Funniest Weapon

How to defend yourself against a man armed with a banana. Now you, come at me with this banana. Catch! Now, it's quite simple to defend yourself against a man armed with a banana. First of all you force him to drop the banana; then, second, you eat the banana, thus disarming him. You have now rendered him 'elpless.
(Monty python)
 
that doesnt count, because john cleese ends up pulling a revolver and dropping the guy i like when he tells the guy to come at him with berries and he sicks a tiger on him.
 
"What about a pointed stick?" "A pointed stick?!?" LOL

a wireless mouse? Why not one with a cord then you can swing it around like Gogo. That's not a funny weapon you could get a serious bruise from that!

Maybe the funniest weapon I ever saw was when Chris Farley used 2 large fish like escrima sticks.
 
how about sneaking into your opponents house late at night and putting a fine layer of pudding on the bottom of their shoes. they'll be falling on their face all day!
 
I've actually tickled, more than once, while bjj sparring. I can't help it, it's just so effective for making some space when there's no apparent way out of a hold...
But as to the funniest weapon actually used, I'm going to have to trot out that Penn & Teller story again. The one where Penn Jillette, when accosted by an angry trucker, poured his milkshake over himself while flashing a peace sign. The bemused antagonist left him alone, thus making it a 100% effective defensive weapon.
 
An elastic band.....

See the reaction of most people when you stretch it back to fire.....

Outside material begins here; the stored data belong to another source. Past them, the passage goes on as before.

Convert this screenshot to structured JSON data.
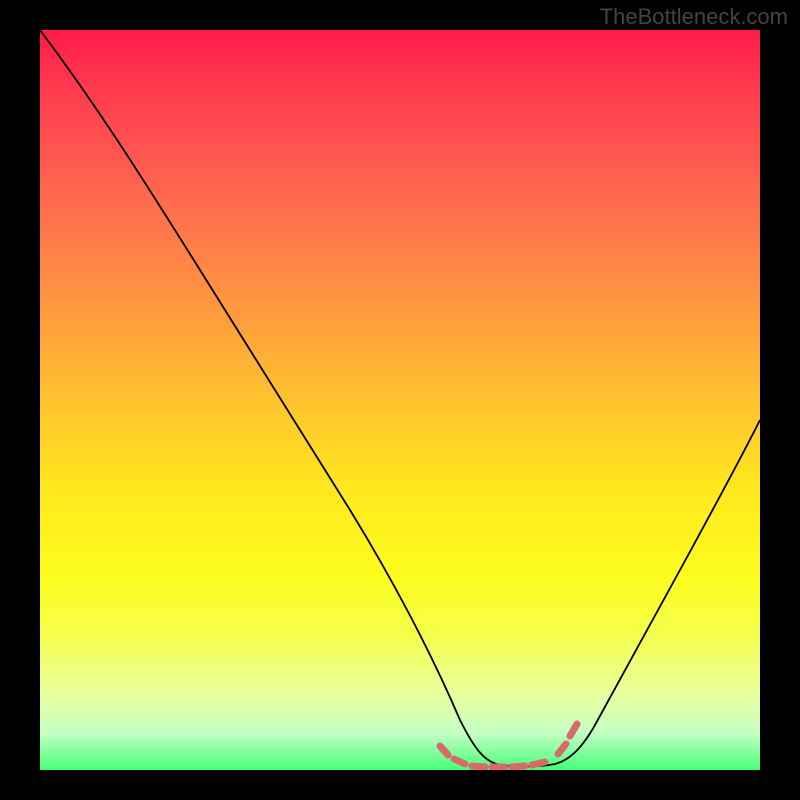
{
  "watermark": "TheBottleneck.com",
  "chart_data": {
    "type": "line",
    "title": "",
    "xlabel": "",
    "ylabel": "",
    "xlim": [
      0,
      100
    ],
    "ylim": [
      0,
      100
    ],
    "x": [
      0,
      5,
      10,
      15,
      20,
      25,
      30,
      35,
      40,
      45,
      50,
      55,
      58,
      60,
      62,
      65,
      68,
      70,
      72,
      74,
      76,
      80,
      85,
      90,
      95,
      100
    ],
    "y": [
      100,
      94,
      88,
      82,
      75,
      68,
      60,
      52,
      44,
      36,
      28,
      18,
      10,
      5,
      3,
      2,
      2,
      2,
      3,
      4,
      6,
      12,
      20,
      28,
      36,
      44
    ],
    "gradient_stops": [
      {
        "pos": 0,
        "color": "#ff1a4a"
      },
      {
        "pos": 50,
        "color": "#ffc22e"
      },
      {
        "pos": 75,
        "color": "#fdfd1e"
      },
      {
        "pos": 100,
        "color": "#46ff78"
      }
    ],
    "valley_marker": {
      "x_range": [
        56,
        76
      ],
      "color": "#e67a7a",
      "style": "dashed-thick"
    },
    "curve_color": "#000000"
  }
}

Got a big mutha of a rubber ( ) on my desk right now.
 
I have seen many strange things used as weapons but the strangest one I have used myself would have to be a beach towel.

Once when I was in high school three guys tried to jump me in the locker room for something stupid that had happened at practice. There was one on each side and one in front of me. I popped the one to my right in the eyes the one to my left in the nuts and then wrapped it around the neck of the guy in front of me and proceeded to pull him so that he ran headfirst into the lockers behind me where I kicked him in the back. I was so suprised that I just stopped right then. I didn't know anyone else was in there until I heard someone say "D@#&". I then proceeded to swing the towel around like nunchukas and let out a loud Waaappoowwwww. Then one of the three started to get up and I screamed like Homer Simpson and ran.

The only reason I posted this was because no one has ever believed me when I tell this story so I don't expect anyone here to either.